Please help. I'm not sure if I'm following it correctly but here's what I've got so far:
Formula: S(infinity)=a1/1-r
where,
S(infinity)=12
a1=3(a2+a3+a4+..an)
And that's about it. I don't know what to do afterwards. :(
Answer by Theo(13342) About Me  (Show Source):
You can put this solution on YOUR website!
this one's a bear, but i think i have it.
you are given that:
sum of an infinite series is 12.
each term in the series is equal to 3 times the sum of the infinite series starting with the term that comes after it.
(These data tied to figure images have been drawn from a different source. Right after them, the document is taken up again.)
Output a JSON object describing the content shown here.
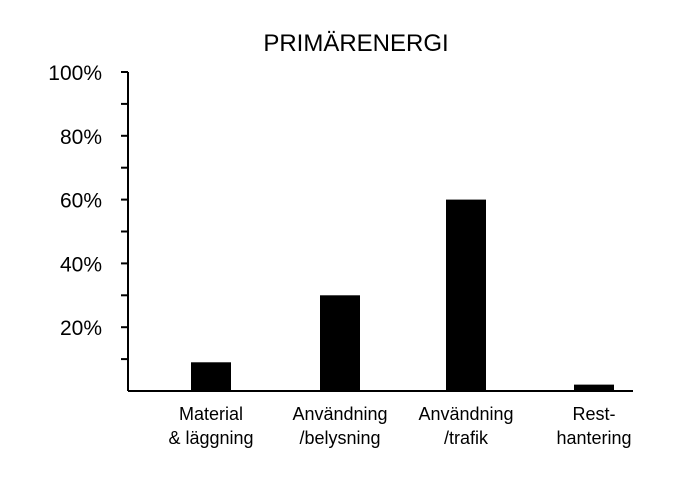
{
  "chart_data": {
    "type": "bar",
    "title": "PRIMÄRENERGI",
    "xlabel": "",
    "ylabel": "",
    "ylim": [
      0,
      100
    ],
    "grid": false,
    "legend": "none",
    "y_ticks": [
      {
        "value": 20,
        "label": "20%"
      },
      {
        "value": 40,
        "label": "40%"
      },
      {
        "value": 60,
        "label": "60%"
      },
      {
        "value": 80,
        "label": "80%"
      },
      {
        "value": 100,
        "label": "100%"
      }
    ],
    "minor_ticks": [
      10,
      30,
      50,
      70,
      90
    ],
    "categories": [
      {
        "lines": [
          "Material",
          "& läggning"
        ]
      },
      {
        "lines": [
          "Användning",
          "/belysning"
        ]
      },
      {
        "lines": [
          "Användning",
          "/trafik"
        ]
      },
      {
        "lines": [
          "Rest-",
          "hantering"
        ]
      }
    ],
    "values": [
      9,
      30,
      60,
      2
    ],
    "bar_color": "#000000"
  }
}
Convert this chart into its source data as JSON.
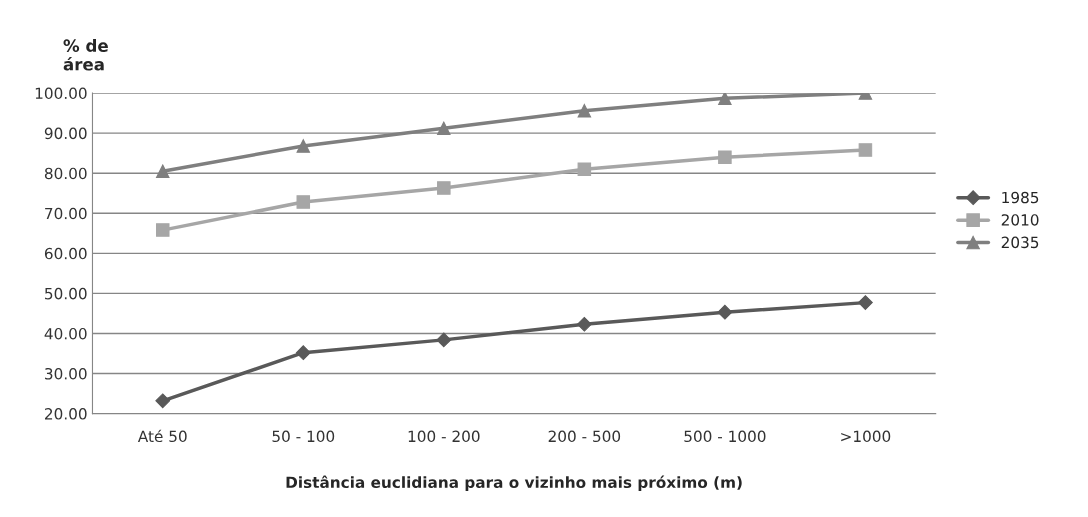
{
  "chart_data": {
    "type": "line",
    "ylabel": "% de\nárea",
    "xlabel": "Distância euclidiana para o vizinho mais próximo (m)",
    "categories": [
      "Até 50",
      "50 - 100",
      "100 - 200",
      "200 - 500",
      "500 - 1000",
      ">1000"
    ],
    "series": [
      {
        "name": "1985",
        "color": "#595959",
        "marker": "diamond",
        "values": [
          23.2,
          35.2,
          38.4,
          42.3,
          45.3,
          47.7
        ]
      },
      {
        "name": "2010",
        "color": "#a6a6a6",
        "marker": "square",
        "values": [
          65.8,
          72.8,
          76.3,
          81.0,
          84.0,
          85.8
        ]
      },
      {
        "name": "2035",
        "color": "#7f7f7f",
        "marker": "triangle",
        "values": [
          80.5,
          86.8,
          91.2,
          95.6,
          98.7,
          100.0
        ]
      }
    ],
    "ylim": [
      20,
      100
    ],
    "yticks": [
      {
        "value": 20,
        "label": "20.00"
      },
      {
        "value": 30,
        "label": "30.00"
      },
      {
        "value": 40,
        "label": "40.00"
      },
      {
        "value": 50,
        "label": "50.00"
      },
      {
        "value": 60,
        "label": "60.00"
      },
      {
        "value": 70,
        "label": "70.00"
      },
      {
        "value": 80,
        "label": "80.00"
      },
      {
        "value": 90,
        "label": "90.00"
      },
      {
        "value": 100,
        "label": "100.00"
      }
    ],
    "grid": "y",
    "legend": "right",
    "line_style": "solid"
  }
}
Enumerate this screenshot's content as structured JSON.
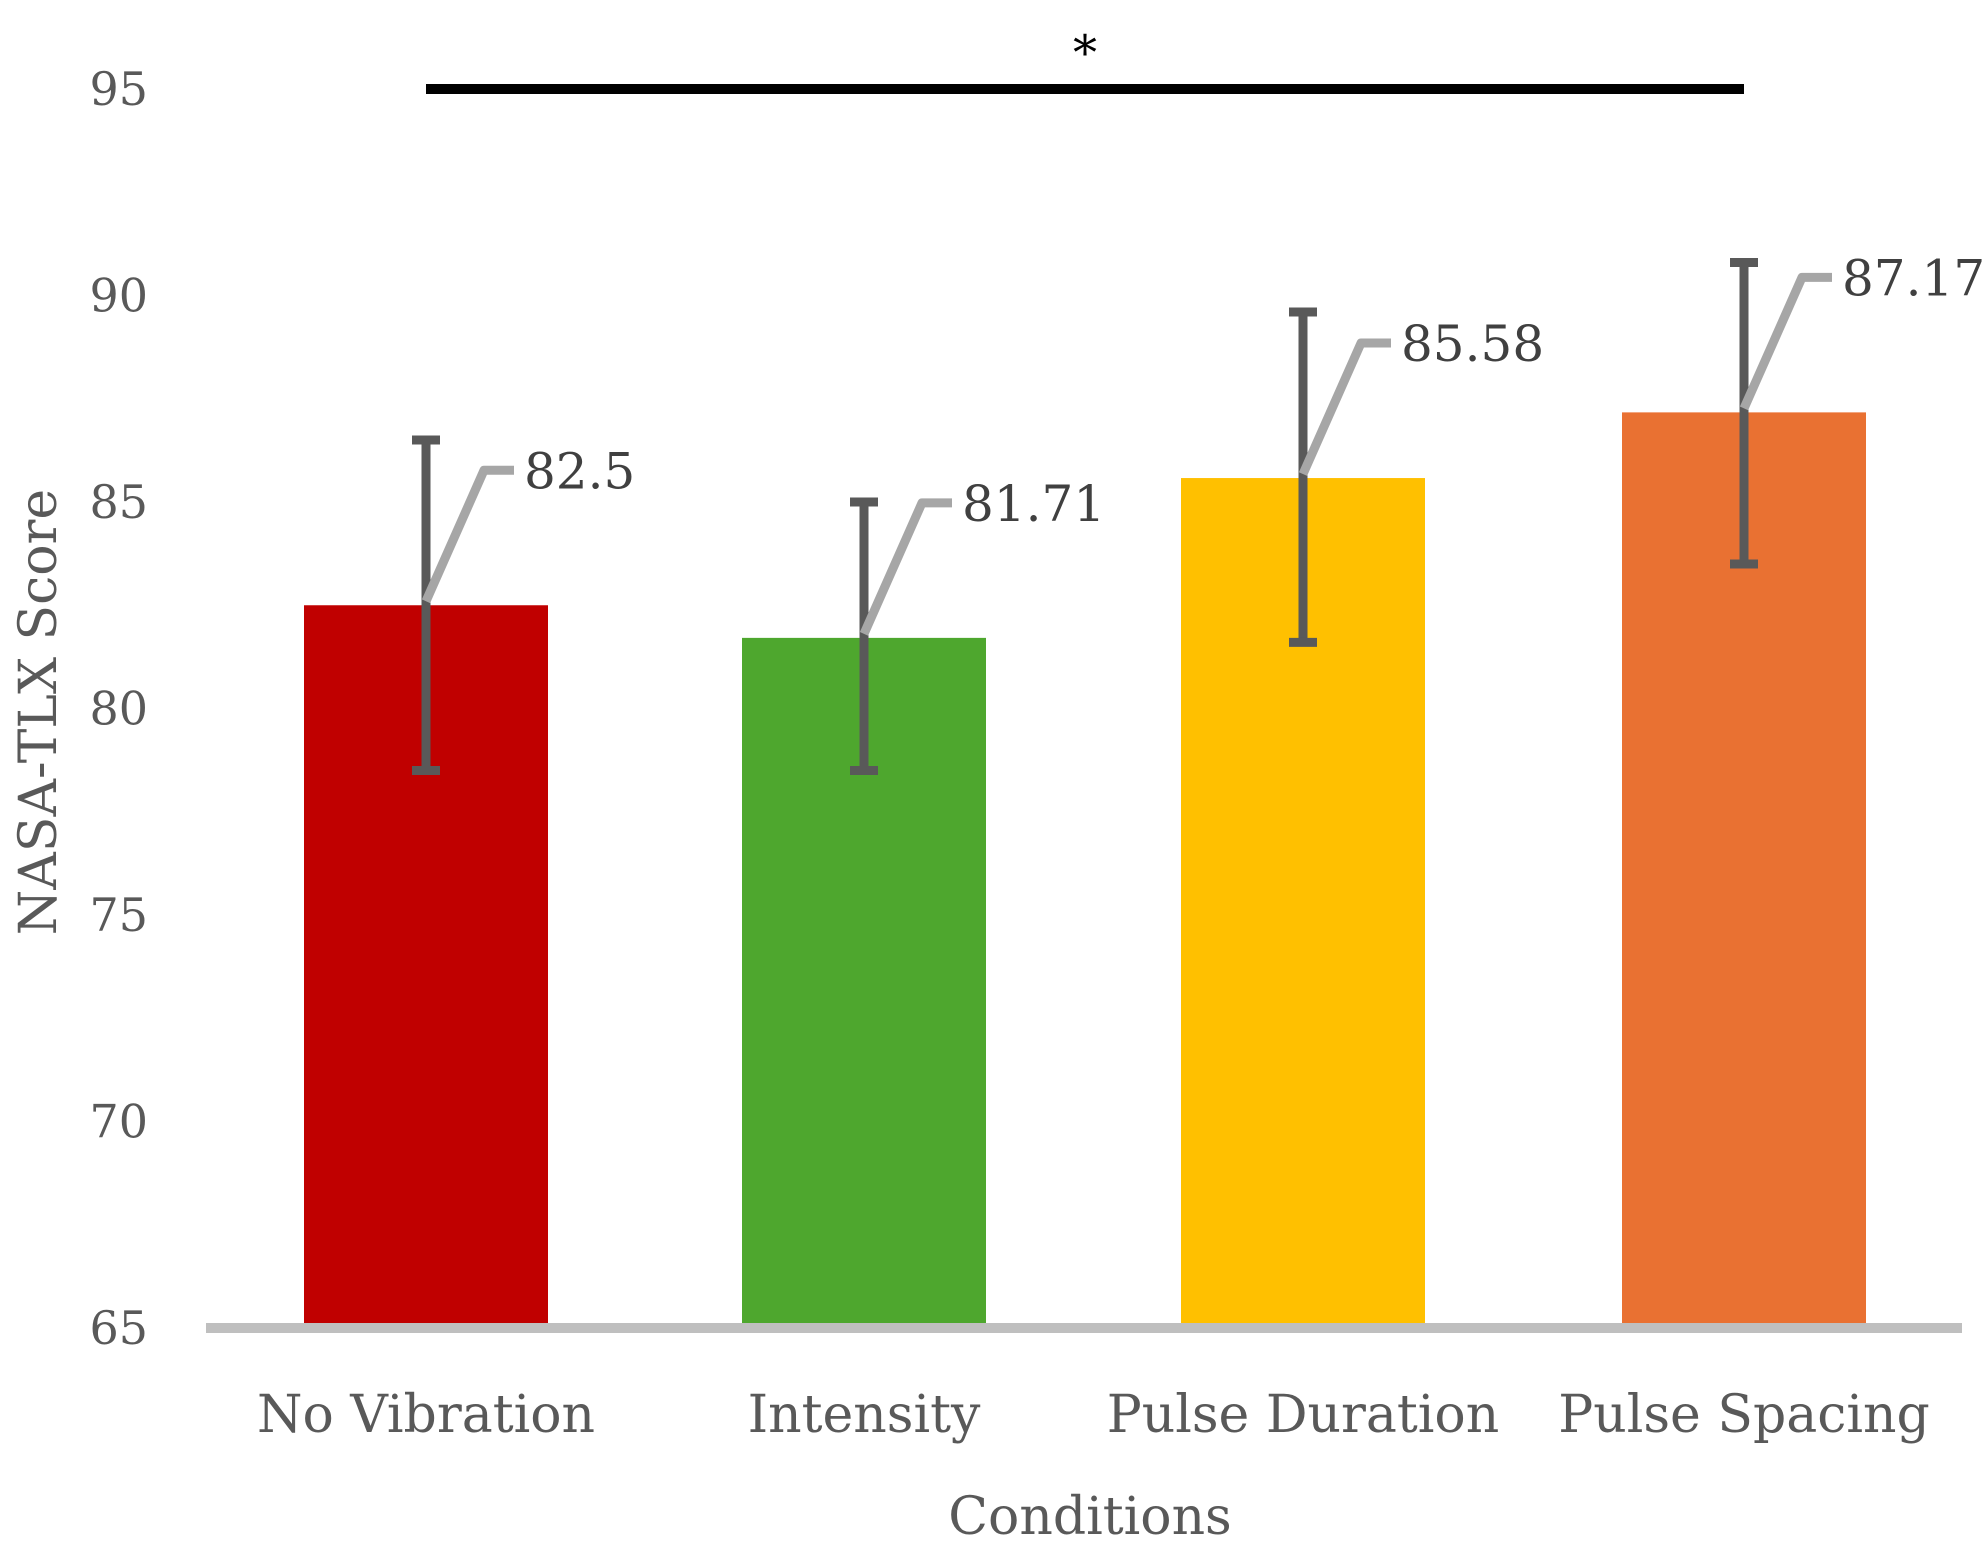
{
  "chart_data": {
    "type": "bar",
    "title": "",
    "xlabel": "Conditions",
    "ylabel": "NASA-TLX Score",
    "ylim": [
      65,
      95
    ],
    "yticks": [
      65,
      70,
      75,
      80,
      85,
      90,
      95
    ],
    "grid": false,
    "categories": [
      "No Vibration",
      "Intensity",
      "Pulse Duration",
      "Pulse Spacing"
    ],
    "values": [
      82.5,
      81.71,
      85.58,
      87.17
    ],
    "data_labels": [
      "82.5",
      "81.71",
      "85.58",
      "87.17"
    ],
    "error_low": [
      78.5,
      78.5,
      81.6,
      83.5
    ],
    "error_high": [
      86.5,
      85.0,
      89.6,
      90.8
    ],
    "colors": [
      "#c00000",
      "#4ea72e",
      "#ffc000",
      "#e97132"
    ],
    "significance": {
      "from_category": "No Vibration",
      "to_category": "Pulse Spacing",
      "label": "*",
      "level": 95
    }
  }
}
we'll let your series be represented by:
a1, a2, a3, a4, .................................a[infinity].
the sum of the series starting with a1 is equal to:
a1/(1-r) = 12
the sum of the series starting with a2 is equal to:
a2/(1-r)
since the sum of the infinite series starting with a1 is equal to (the sum of the infinite series starting with a2 plus a1), then we can derive the formula of:
a2/(1-r) + a1 = 12
we now have:
a1/(1-r) = 12 (equation 1)
and we have:
a2/(1-r) + a1 = 12 (equation 2)
we also know that each term in the series is equal to 3 times the sum of the infinite series starting with the next term in the series.
this means that:
a1 = 3 * (a2/(1-r)
we can substitute for a1 in equation 2 to get:
a2/(1-r) + 3a2/(1-r) = 12 (equation 4)
we now have:
a1/(1-r) = 12 (equation 1)
a2/(1-r) + 3a2/(1-r) = 12 (equation 4)
since they are both equal to 12, we can make the expressions on the left side of equation 1 and equation 4 equal to each other to get:
a1/(1-r) = a2/(1-r) + 3a2/(1-4)
if we multiply both sides of this equation by (1-r), we get:
a1 = a2 + 3a2 which becomes:
a1 = 4a2
if we solve this equation for a2, then we get:
a2 = (1/4) * a1
this means that our common ratio is equal to (1/4).
if our common ratio is equal to (1/4), then the equation of:
a1/(1-r) = 12 becomes:
a1/(1 - (1/4)) = 12 which becomes:
a1/(3/4) = 12 which becomes:
a1 = (3/4) * 12 which becomes:
a1 = 9
we now have:
a1 = 9
r = (1/4)
because a2 = a1*r, we can derive a2 to get:
a2 = (9/4)
we can derive the infinite sum starting with (9/4) by using the formula:
(9/4)/ ( 1-r) = S
since r = (1/4), this formula becomes:
(9/4) / (3/4) = S
Solving this formulas for S gets us:
S = 3
the infinite sum of the geometric series starting with a2 is equal to 3.
a1 should be equal to 3 times this and it is.
we have:
a1 = 9
r = (1/4)
the question is:
what is the first term of the sequence?
the answer is:
the first term of the sequence is 9.